II–Fundamentação:
Conforme já adiantámos supra, o acórdão condenatório de que ora se recorre foi publicado e depositado no dia 19/02/2013.
Apesar de regularmente notificado da data designada para julgamento, o arguido não compareceu à respectiva audiência, a qual decorreu na sua ausência, ao abrigo do disposto no art. 333.º, n.º 1, do CPP. Consequentemente, o prazo para a interposição de recurso, pelo arguido, da decisão final, conta-se a partir da notificação desta e não do respectivo depósito, perante o determinado no n.º 5 da mesma disposição legal.
Foi solicitada a notificação do arguido por carta rogatória dirigida às autoridades judiciais holandesas, tendo o mesmo sido pessoalmente notificado do acórdão condenatório.
A decisão é recorrível e é manifesta a legitimidade do arguido para recorrer de tal decisão, que lhe é desfavorável, bem como o seu interesse em agir.
Todavia, apesar de o tribunal recorrido ter declarado, no despacho que admitiu o recurso, que este estava em tempo, tal admissão não vincula o tribunal superior (art. 414.º, n.º 3, do CPP), que pode rejeitá-lo com o fundamento de que se verifica uma causa que devia ter determinado a sua não admissão (art. 420.º, n.º 1 al. b), do mesmo Código), tal como, ter sido «interposto fora de tempo» (n.º 2 do art. 414.º).
Tal como defendido pelo recorrente, o respectivo prazo de 30 dias para a interposição (art. 411.º, n.º 1) iniciou-se no dia 1/09/2015 – porquanto, após a notificação do arguido, ficou suspenso até esta data, em consequência das férias judiciais de verão de 16/7 a 31/8 (art. 103.º, n.º 1) -, terminando em 30/09/2015.
O recorrente poderia ainda praticar o acto nos três dias úteis após o termo do prazo, pagando a multa respectiva pelo atraso, nos termos dos arts. 107.º, n. º 5 e 107.º-A, do CPP, ou seja, até ao dia 5/10/2015.
O presente recurso foi interposto no dia 15/10/2015.
Alega o arguido que àquele prazo peremptório de 30 dias acresce um prazo dilatório, por mais 30 dias, pelo facto de ter sido notificado, por carta rogatória, na Holanda, apelando ao disposto o art. 245.º, n.º 3, do CPC, que, segundo o mesmo, é aplicável subsidiariamente ao processo penal.
Mas, não tem razão nesta parte.
Segundo a jurisprudência constante e uniforme dos nossos tribunais superiores, em especial do STJ, no processo penal não há que observar qualquer dilação para o início da contagem de prazos, contrariamente ao que sucede no processo civil.
E se algumas dúvidas havia nessa matéria, elas ficaram definitivamente resolvidas com a publicação do acórdão de fixação de jurisprudência daquele nosso mais alto tribunal judicial – Acórdão n.º 2/96, do plenário da Secção Criminal do STJ, de 6/12/95, DR, 1.ª série-A, de 10/01/96 – que consagrou o princípio de que «a disciplina autónoma do processo penal em matéria de prazos prescinde da figura da dilação …». Tratava-se de um caso em que estava em causa o prazo para abertura da instrução, mas a validade do aludido princípio estende-se a todo e qualquer prazo previsto no Código de Processo Penal.
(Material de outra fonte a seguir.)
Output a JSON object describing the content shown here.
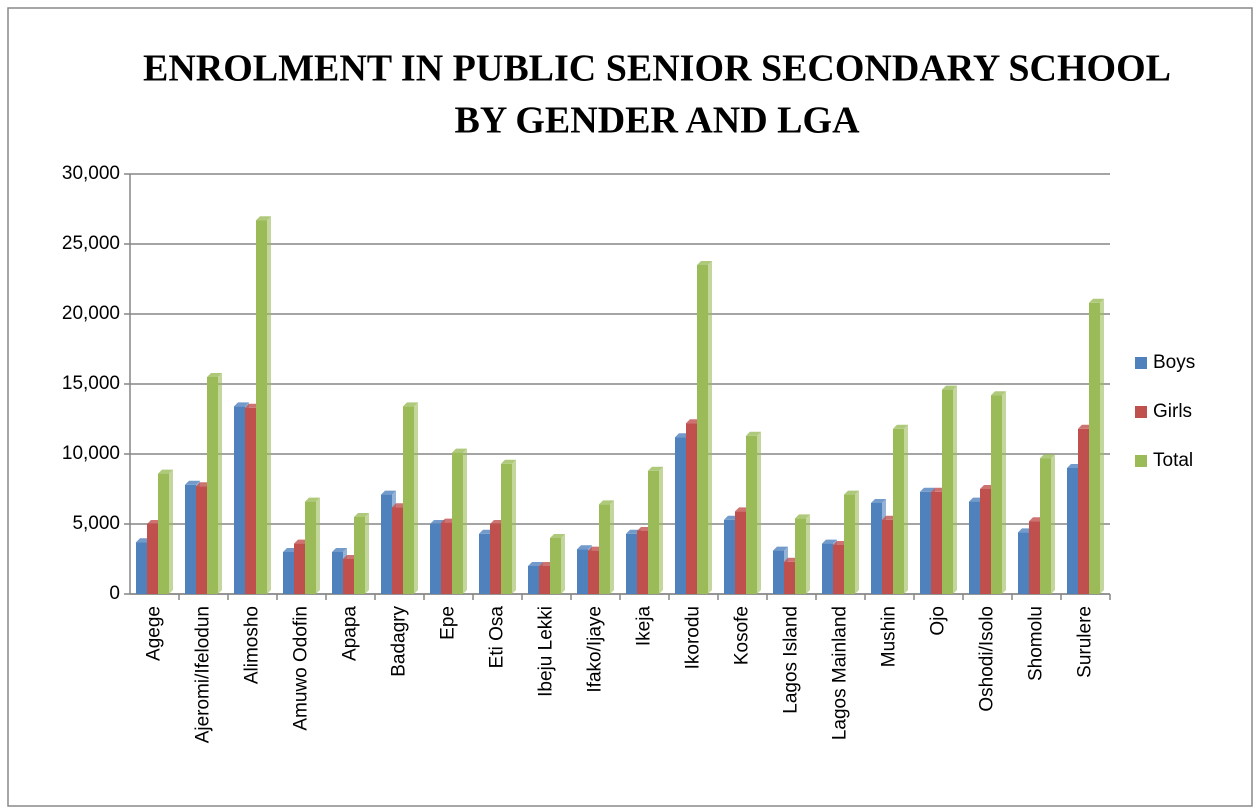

No mesmo sentido se tem pronunciado a doutrina (cfr. a título exemplificativo, Paulo Pinto de Albuquerque, “Comentário do Código de Processo Penal …”, 2.ª edição, pág. 280).
Sempre assim o entendemos, não havendo razões para neste momento mudarmos de opinião, já que não se apresentam quaisquer novos argumentos que tenham a virtualidade de contrariar aquela jurisprudência obrigatória, com a qual concordamos.
Consequentemente, não tem aplicação, em processo penal, o disposto no art. 245.º, do CPC, nomeadamente o seu n.º 3, não havendo qualquer dilação na contagem do prazo de 30 dias previsto no art. 411.º, n.º 1, do CPP, quando o arguido é notificado, no estrangeiro, da decisão final condenatória proferida após julgamento que decorreu na sua ausência.
Também não foi invocado qualquer justo impedimento para a prática do acto fora do prazo – art. 107.º, n.ºs 2 e 3 do CPP.
Pelo que, o recurso é manifestamente extemporâneo, havendo lugar à sua rejeição, por se verificar uma causa que devia ter determinado a sua não admissão (arts. 411.º, n.º 2 e 420.º, n.º 1 al. b), do CPP.